I see a small fish scramble at the very edge of the bay, trapped between beach and my numb feet. I hold still long enough for it to figure it out, then step back on the flat.

I put my clams in a basket possibly older than me, a basket I hope is still used someday by the newest child in our clan. Not my decision, but it’s hers if she wants it.

Clamming is not technically difficult, but clammers older than me can collect a lot more than I do with half the work. Reading the flats gets easier with the passing years, even if I don’t see quite as well as I did when I started.

When the tine of the rake hits a live clam, you can feel it. The rake rings in your hand. That doesn’t happen with rocks, or even empty shells. I do not know what the clam feels, but I know it feels something.

Some of the shells bear the streak of my rake–pulling them from the mud is an act of violence. Now and again I find one that has healed from a prior rake, maybe mine, maybe not.

Kale and rosemary both love North Cape May–plant some, you will not regret it.

Back home I have a few leaves of kale from the garden waiting for me; the kale survived a tough winter, and is all the sweeter for it. I have a few sprigs cut from the sprawling rosemary bush that threatens to take over the driveway. The rosemary was started by “special” kids who run a greenhouse at the local high school.

I heat some olive oil, add some onions, then some celery and kale, toss on some butter–each ingredient has its own, untold story. I only know the story of the clams, the kale, and the rosemary.

I drop the clams a few at a time into the boiling water, saying a prayer for each, or maybe just praying for myself. Slaughtering any animal, even a clam, leaves me confused.

Foraging in late winter,feasting on organisms that survived the days of bitter cold and little sun, seems unfair. And it is.

But I do it anyway.

Winter dandelion

The edges of the petals have been cauterized by the recent frigid nights. There are no bees around. Even if the flower should go to seed, the ground is too hard to accept them.
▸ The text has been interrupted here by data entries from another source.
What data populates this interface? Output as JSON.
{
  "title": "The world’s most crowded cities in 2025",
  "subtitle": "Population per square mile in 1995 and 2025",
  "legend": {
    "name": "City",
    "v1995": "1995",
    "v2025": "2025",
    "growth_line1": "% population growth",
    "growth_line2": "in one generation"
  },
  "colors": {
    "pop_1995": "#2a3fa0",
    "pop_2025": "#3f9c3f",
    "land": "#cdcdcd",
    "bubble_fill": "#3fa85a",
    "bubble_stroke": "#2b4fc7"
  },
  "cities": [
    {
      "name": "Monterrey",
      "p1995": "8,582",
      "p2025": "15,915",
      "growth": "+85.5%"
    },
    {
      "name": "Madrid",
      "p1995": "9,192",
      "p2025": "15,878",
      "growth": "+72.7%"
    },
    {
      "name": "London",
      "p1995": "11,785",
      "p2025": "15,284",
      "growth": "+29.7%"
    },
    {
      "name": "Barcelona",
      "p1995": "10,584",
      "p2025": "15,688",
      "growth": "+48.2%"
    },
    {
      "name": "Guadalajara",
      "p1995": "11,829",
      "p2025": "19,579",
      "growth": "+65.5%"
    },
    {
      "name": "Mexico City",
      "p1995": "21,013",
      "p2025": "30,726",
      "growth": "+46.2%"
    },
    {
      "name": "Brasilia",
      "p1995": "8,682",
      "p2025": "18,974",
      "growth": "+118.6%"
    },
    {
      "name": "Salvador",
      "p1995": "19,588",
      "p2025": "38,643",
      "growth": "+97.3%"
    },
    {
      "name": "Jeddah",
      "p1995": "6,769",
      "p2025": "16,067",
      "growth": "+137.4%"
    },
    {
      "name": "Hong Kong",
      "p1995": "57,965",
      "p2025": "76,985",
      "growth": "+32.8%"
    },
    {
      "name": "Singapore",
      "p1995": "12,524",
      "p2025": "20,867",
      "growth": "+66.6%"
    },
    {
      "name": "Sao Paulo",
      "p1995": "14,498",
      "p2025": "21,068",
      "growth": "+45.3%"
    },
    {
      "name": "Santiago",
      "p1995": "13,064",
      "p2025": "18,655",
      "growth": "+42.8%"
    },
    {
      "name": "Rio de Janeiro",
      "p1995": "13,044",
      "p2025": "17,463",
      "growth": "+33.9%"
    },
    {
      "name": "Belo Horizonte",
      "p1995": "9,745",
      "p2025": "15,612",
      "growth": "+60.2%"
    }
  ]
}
And yet there it is, bright yellow, still living, still growing, still being.

A January dandelion flower

Early in spring I will rip a leaf here and there, to nibble during the weeks when there is little to nibble, a week or two after the peas have been planted, months before we’ll see beans and tomatoes.

Its persistence seems to annoy most. Few folks forage, and no one makes dandelion wine anymore. Perhaps the dandelion’s reminder of who we once were, of what we once valued, is why its abundance angers us. I do not know.

A few weeks after flowering, the yellow gives way to a white soft globe, soft as baby hair, each tuft carrying a seed. Make a wish and blow the pods away.

The dandelion’s roots delve deep into the earth, snorting in water, sniffing out trace elements we have no idea we need (but we do), feasting on the feces left by an earthworm.

Some of the dandelions on our yard have been here over a decade, gathering sunlight, feeding the bees, feeding me.

I spent a wasted lifetime killing them.